Unicoi County has been growing apples in these mountain valleys for generations, and this festival is a genuine tribute to that agricultural heritage. Locals treat it as an annual tradition, and first-time visitors almost always return the following year.

9. Mountain Makins Festival, Morristown

Mountain Makins Festival, Morristown
© Morristown

Morristown, located in the rolling landscape of Hamblen County, hosts one of Tennessee’s most culturally rich festivals each October. The Mountain Makins Festival has been running for decades, and it stands as a proud celebration of Appalachian heritage in all its forms, from traditional handcrafts and storytelling to the time-honored cooking methods that defined life in these mountains long before modern conveniences arrived.

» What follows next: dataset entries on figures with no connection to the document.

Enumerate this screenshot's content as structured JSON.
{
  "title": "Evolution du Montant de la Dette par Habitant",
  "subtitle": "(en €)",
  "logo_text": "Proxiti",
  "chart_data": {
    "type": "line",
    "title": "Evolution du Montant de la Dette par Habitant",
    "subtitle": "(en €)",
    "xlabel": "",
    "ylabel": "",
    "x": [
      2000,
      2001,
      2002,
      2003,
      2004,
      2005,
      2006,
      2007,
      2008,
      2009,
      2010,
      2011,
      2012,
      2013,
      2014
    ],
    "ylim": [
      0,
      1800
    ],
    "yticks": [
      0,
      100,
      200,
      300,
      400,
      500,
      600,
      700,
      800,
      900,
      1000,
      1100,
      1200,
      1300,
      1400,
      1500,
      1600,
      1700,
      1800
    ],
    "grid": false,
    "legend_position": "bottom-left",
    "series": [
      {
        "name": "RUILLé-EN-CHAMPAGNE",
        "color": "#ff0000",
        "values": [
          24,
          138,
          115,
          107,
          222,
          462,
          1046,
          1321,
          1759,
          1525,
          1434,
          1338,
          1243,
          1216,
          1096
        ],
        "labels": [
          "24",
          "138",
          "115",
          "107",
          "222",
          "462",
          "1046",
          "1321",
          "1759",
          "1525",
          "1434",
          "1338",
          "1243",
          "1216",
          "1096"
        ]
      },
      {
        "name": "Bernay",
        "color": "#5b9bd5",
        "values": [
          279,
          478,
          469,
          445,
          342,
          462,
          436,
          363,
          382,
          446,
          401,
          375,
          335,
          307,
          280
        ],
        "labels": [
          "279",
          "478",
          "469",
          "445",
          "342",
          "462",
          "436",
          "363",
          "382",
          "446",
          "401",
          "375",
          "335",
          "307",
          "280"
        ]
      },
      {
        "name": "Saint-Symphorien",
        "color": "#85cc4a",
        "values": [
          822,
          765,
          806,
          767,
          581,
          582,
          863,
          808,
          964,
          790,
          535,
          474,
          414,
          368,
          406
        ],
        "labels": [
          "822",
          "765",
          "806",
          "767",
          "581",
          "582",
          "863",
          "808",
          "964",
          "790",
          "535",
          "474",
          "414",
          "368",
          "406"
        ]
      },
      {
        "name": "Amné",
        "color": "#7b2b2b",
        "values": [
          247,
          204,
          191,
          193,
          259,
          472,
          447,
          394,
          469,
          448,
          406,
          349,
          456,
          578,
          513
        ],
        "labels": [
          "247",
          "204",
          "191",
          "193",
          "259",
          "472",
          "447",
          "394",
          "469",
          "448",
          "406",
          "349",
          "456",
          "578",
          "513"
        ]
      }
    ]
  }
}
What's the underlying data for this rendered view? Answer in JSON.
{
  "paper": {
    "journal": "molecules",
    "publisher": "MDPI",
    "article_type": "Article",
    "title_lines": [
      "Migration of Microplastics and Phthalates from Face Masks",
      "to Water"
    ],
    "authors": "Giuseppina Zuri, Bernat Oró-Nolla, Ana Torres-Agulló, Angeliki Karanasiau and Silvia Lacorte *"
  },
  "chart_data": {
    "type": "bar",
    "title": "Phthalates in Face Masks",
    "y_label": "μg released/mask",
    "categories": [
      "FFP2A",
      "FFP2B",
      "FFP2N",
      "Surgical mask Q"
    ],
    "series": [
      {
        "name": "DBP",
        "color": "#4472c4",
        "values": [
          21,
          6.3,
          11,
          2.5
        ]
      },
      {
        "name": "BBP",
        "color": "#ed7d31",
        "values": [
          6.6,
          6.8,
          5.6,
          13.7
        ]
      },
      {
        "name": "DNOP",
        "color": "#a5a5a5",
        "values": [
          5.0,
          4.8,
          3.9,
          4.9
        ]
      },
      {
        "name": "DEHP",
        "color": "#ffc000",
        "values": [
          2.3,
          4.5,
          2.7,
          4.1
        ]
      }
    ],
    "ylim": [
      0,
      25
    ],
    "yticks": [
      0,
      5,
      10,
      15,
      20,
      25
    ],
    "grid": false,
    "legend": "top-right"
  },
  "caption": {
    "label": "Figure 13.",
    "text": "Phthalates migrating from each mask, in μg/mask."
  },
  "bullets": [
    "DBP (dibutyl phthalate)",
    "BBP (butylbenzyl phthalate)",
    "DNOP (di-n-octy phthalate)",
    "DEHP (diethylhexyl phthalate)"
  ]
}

Food is central to the Mountain Makins experience in a way that goes beyond simple tasting. Heritage cooking demonstrations give visitors a genuine education in how mountain communities prepared meals using cast iron, open fire, and locally sourced ingredients.

Dishes like soup beans, stack cakes, apple butter, and hominy represent a living culinary history that the festival works hard to preserve and share with new generations.

Craft demonstrations run alongside the food activities, with artisans showing traditional skills like weaving, blacksmithing, and pottery that complement the cooking traditions on display. The result is an event that feels more like a living museum than a typical food festival, and that distinction is what makes it so memorable.

Morristown and the surrounding Appalachian community pour genuine heart into this event every year. Attending Mountain Makins means connecting with something real, rooted, and beautifully human in the heart of East Tennessee.